3,6′-Dithiothalidomide Improves Experimental Stroke Outcome by Suppressing Neuroinflammation

2013 
Tumor necrosis factor-α (TNF) plays a prominent role in the brain damage and functional deficits that result from ischemic stroke. It was recently reported that the thalidomide analog 3,6′-dithiothalidomide (3,6′-DT) can selectively inhibit the synthesis of TNF in cultured cells. We therefore tested the therapeutic potential of 3,6′-DT in a mouse model of focal ischemic stroke. Administration of 3,6′-DT immediately prior to a stroke or within 3 hr after the stroke reduced infarct volume, neuronal death, and neurological deficits, whereas thalidomide was effective only when administered prior to stroke.

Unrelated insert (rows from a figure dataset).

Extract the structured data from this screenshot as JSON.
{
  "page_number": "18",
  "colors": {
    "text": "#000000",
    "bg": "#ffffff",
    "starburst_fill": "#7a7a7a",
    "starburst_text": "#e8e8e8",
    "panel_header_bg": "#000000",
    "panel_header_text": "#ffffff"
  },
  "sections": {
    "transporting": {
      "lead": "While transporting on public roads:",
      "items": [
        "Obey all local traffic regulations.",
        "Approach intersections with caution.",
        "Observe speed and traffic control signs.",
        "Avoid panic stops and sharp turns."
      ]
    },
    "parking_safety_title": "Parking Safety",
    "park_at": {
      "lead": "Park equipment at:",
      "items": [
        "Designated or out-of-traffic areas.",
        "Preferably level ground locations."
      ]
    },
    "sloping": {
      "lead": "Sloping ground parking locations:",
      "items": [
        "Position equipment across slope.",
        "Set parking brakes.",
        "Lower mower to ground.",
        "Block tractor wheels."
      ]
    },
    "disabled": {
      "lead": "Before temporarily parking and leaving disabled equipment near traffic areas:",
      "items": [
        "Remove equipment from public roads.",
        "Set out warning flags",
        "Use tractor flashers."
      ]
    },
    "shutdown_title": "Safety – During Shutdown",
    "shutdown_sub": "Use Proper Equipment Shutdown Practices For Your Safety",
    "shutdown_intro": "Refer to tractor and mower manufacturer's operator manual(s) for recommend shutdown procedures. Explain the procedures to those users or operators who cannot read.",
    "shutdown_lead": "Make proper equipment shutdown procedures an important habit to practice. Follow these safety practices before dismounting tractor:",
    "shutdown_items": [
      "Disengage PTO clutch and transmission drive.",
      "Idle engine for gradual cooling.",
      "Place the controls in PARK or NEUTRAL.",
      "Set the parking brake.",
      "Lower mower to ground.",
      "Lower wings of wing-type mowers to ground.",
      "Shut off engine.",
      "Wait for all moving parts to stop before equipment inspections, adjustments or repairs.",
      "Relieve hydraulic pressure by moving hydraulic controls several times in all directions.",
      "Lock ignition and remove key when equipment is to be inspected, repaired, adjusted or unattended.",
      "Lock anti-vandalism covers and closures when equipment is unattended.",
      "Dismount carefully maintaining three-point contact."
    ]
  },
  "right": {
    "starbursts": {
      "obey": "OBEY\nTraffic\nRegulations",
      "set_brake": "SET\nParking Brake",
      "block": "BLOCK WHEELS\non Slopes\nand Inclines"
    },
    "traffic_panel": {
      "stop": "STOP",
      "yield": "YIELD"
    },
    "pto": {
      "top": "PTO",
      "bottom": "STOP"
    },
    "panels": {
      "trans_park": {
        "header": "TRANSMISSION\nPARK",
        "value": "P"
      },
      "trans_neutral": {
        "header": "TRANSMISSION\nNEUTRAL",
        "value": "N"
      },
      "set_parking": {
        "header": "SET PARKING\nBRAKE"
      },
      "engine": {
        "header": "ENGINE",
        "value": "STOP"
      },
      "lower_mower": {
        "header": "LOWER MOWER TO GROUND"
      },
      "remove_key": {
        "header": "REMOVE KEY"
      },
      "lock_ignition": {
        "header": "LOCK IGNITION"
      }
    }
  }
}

Neuroprotection was accompanied by decreased inflammation; 3,6′-DT-treated mice exhibited reduced expression of TNF, interleukin-1β, and inducible nitric oxide synthase; reduced numbers of activated microglia/macrophages, astrocytes, and neutrophils; and reduced expression of intercellular adhesion molecule-1 in the ischemic brain tissue. 3,6′-DT treatment attenuated stroke-induced disruption of the blood–brain barrier by a mechanism that appears to involve suppression of matrix metalloproteinase-9 and preservation of occludin. Treatment with 3,6′-DT did not reduce ischemic brain damage in mice lacking TNF receptors, consistent with a critical role for suppression of TNF production and TNF signaling in the therapeutic action of 3,6′-DT. These findings suggest that anti-inflammatory mechanisms underlie the therapeutic actions of 3,6-DT in an animal model of stroke.